El éxito de la doctrina de la austeridad expansiva es, en última instancia, síntoma de algo más: de la buena salud del dogma neoliberal, que arrastra ya 30 años y una pila de desastres. Disfrazado de ciencia, se ha convertido en el saber convencional. Sus fieles repiten, machacones, las consignas de su Vulgata: que si el mercado (al que todo puede equipararse: familia, salud, educación), que si la naturaleza humana (reducida a un egoísta racionalismo), que si la mano invisible (con su curiosa idea de justicia: al millonario, las exenciones y los paraísos fiscales; al trabajador, los desahucios y el desempleo).

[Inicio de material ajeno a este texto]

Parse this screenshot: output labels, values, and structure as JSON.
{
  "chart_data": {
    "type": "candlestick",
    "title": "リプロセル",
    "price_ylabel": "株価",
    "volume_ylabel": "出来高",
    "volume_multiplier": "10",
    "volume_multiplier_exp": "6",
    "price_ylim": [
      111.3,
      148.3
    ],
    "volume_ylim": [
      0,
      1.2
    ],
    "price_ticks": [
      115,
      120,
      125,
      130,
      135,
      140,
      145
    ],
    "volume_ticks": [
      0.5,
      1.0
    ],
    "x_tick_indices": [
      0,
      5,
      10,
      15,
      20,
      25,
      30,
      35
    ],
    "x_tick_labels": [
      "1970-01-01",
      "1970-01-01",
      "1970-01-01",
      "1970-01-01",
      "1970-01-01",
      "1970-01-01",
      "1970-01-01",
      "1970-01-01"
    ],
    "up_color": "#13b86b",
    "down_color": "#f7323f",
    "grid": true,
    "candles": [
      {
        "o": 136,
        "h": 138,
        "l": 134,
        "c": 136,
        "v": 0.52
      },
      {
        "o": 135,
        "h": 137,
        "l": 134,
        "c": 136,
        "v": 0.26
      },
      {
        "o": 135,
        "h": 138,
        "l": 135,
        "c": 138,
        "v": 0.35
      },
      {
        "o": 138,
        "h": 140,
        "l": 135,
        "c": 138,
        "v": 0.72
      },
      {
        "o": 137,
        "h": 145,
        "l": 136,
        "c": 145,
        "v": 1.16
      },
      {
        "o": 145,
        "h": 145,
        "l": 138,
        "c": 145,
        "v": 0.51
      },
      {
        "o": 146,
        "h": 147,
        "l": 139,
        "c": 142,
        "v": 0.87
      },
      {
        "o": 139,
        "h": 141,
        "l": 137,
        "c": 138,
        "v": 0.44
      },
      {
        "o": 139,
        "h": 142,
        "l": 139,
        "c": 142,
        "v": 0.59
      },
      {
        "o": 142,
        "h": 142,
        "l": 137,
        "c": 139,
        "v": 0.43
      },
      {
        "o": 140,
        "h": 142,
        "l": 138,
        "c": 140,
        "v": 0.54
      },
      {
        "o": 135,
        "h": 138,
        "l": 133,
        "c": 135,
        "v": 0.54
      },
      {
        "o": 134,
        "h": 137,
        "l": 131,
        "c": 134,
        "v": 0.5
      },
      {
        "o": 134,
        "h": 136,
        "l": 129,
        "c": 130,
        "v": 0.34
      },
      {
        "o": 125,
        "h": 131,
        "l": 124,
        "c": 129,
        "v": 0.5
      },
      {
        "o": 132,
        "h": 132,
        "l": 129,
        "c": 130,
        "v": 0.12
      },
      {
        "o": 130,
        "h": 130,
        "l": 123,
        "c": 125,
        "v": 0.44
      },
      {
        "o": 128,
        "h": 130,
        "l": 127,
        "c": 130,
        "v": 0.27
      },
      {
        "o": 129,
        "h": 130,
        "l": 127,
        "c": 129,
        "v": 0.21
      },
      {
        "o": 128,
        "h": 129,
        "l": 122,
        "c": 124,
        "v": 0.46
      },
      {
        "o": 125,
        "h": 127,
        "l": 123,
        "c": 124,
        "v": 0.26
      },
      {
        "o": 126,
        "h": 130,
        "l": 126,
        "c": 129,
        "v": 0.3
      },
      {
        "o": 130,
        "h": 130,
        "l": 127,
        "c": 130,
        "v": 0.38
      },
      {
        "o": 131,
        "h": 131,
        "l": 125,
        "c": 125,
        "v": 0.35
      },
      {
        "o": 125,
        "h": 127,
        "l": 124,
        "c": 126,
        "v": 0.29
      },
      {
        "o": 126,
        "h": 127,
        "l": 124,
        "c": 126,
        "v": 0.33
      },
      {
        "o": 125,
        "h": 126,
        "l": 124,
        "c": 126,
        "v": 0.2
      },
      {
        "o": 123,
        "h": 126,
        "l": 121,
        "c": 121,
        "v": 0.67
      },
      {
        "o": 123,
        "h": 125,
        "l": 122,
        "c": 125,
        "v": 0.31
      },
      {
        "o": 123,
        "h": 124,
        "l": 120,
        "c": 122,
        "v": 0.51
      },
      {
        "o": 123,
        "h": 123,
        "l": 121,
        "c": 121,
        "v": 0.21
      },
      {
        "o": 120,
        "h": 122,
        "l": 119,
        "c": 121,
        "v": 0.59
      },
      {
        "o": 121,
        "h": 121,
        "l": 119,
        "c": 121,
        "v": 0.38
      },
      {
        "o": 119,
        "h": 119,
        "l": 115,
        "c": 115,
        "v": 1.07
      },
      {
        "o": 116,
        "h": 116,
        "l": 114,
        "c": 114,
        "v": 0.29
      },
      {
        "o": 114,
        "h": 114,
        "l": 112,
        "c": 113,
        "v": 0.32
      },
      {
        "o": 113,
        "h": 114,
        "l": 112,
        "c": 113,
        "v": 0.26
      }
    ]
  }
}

Sé que hoy es difícil en México criticar al neoliberalismo. Suena desfasado, quizá hasta pueril. Lo vuelve a uno impopular entre la gente seria. Con todo, es urgente plantear que el actual capitalismo no es ni amoral ni apolítico. Al contrario: tiene una moral y una política. Repugnantes, inaceptables, insostenibles. Como explica el profesor Fernando Escalante, “el éxito de cualquier programa político consiste en naturalizar sus opciones morales, de modo que aparezcan como imperativos técnicos que no es posible cambiar, ni siquiera discutir seriamente”. Ese sentido común es el que hay que romper. ¿O no aprendimos nada tras 2008?